Presente y porvenir
Luis Linares Zapata
L
a incidencia del coronavirus en los países y ciudades va revelando la diversa afectación que padecen sus distintas capas sociales. Mientras más se baje en la pirámide económica mayor será el contagio padecido. La alcaldía de Iztapalapa de la gran metrópoli muestra sus dolores en infectados y muertes. Su composición de clase media baja y diversos grados de pobreza los revela. Hay en medio de esta pandemia una penetrante descripción del presente mexicano; un tiempo incierto y nerviosos lugares con su compleja inequidad. De similar manera, Nueva York arroja una contabilidad desigual de fallecimientos de afroestadunidenses y mexicanos respecto del resto de la población blanca.
Este será el principal asunto que se ha ido apreciando a medida que avanza la pandemia: la pertenencia a determinada posición en la escala socioeconómica. En los estratos de escasos recursos las personas no pueden sujetarse, con disciplina, al aislamiento. No lo pueden hacer porque sus posibilidades para resguardarse del contagio son crecientemente nulas para cumplir con los requerimientos de resguardo hogareño y sana distancia. Multitudes en los distintos asentamientos se ven compelidas a buscar el diario sustento en las calles de sus ciudades. Las consecuencias de ello, con toda precaución incluida, se pueden entrever en algunas de sus líneas y contornos básicos. Será inevitable apreciar que el fenómeno viral tendrá un peso considerable en cómo se integre y moldee el futuro de cada sociedad.

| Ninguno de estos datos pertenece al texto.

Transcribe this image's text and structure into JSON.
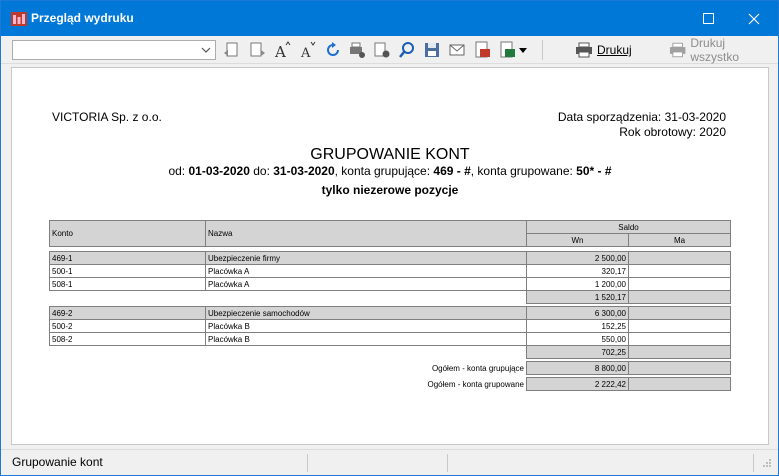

¿Qué tanto afectará al México de mañana lo que ocurre hoy? ¿Cuáles y de qué naturaleza serán los cambios en la vuelta a la normalidad? Aún es prematuro sacar con suficiente claridad las conclusiones, pero con seguridad la densa desigualdad será el fondo condicionante de las respuestas. Las escalas de valoración, las prioridades para situar los recursos estarán determinados por lo que se está viviendo todos los días. Es posible argumentar, con base en los terribles efectos de la pandemia, motejada española, que conllevó, en buena parte del mundo, las mejores organizativas de sistemas de atención a la salud. Antes de esa siniestra aparición, que dejó millones de muertes, la atención de la salud era sumamente defectuosa, clasista en su mejor versión.
Las dos guerras mundiales condujeron a las diversas sociedades europeas a pugnar por el llamado estado de bienestar. Una pretensión que, puede decirse, se logró instaurar en varios de los países de esa región. Esta estructura, física, política y de oportunidades, cuyos rasgos e instituciones subsisten hasta estos días, facilitó una mejor defensa contra el coronavirus, muy a pesar de los embates privatizadores de la salud propiciado por el neoliberalismo. Los trabajos desencadenados por la traumática experiencia guerrera del siglo pasado, empujaron hacia las sociedades igualitarias como horizonte asequible. Estas grandes líneas de acción, extraídas de ambas tragedias, no pudieron seguir en la ruta de la justicia y recayeron en pautas desiguales. Pero el avance, respecto de la estricta separación entre las clases que dominaba el panorama europeo previo, fue un acicate de la transformación.
El famoso economista francés, Picketty, arguye, en su revisión de la relación entre el capital y el trabajo durante siglos, que la peste negra del siglo XIV puso en evidencia la servidumbre prevaleciente en la sociedad. Concluye que, posteriormente, pudo abolirse pero, en otros lugares y circunstancias, también se reforzó. En lo primero porque había menos trabajadores y al movilizarse, alcanzaron mejores condiciones. Pero, en otros entornos, los terratenientes, impelidos por esa misma disminución de la servidumbre, la sujetaron con férreas armas de normas y fuerza.
Es posible que, por más que la pandemia ponga en evidencia la desigualdad imperante, tanto en sociedades avanzadas como en las de relativo atraso, no se concreten los intentos igualitarios, deseados por algunos. Mucho dependerá tanto de las capacidades como de la conciencia que desarrollen los movimientos reivindicadores en formación.
Habrá que superar innumerables obstáculos que se oponen a todo cambio. Las políticas públicas derivadas deberán montarse en criterios de equitativa eficacia. Las estructuras fiscales, por ejemplo, que tantos requiebros ocasionan y pasiones desatan, serán asuntos cruciales por venir. Su adecuación a las aspiraciones igualitarias bien se sabe, desatarán debates con apreciables costos. Otro aspecto que se discute con ardor, para al menos paliar el quiebre productivo y su vertiente de pobreza y desempleo, apunta al uso de la deuda soberana. Ésta suscribe, sin duda, una grosera concentración de la riqueza, tal como enseñan experiencias pasadas. Servir la deuda, además de la condicionante en soberanía e independencia, tiene incrustado un ingrediente clasista y de poder elitista innegable.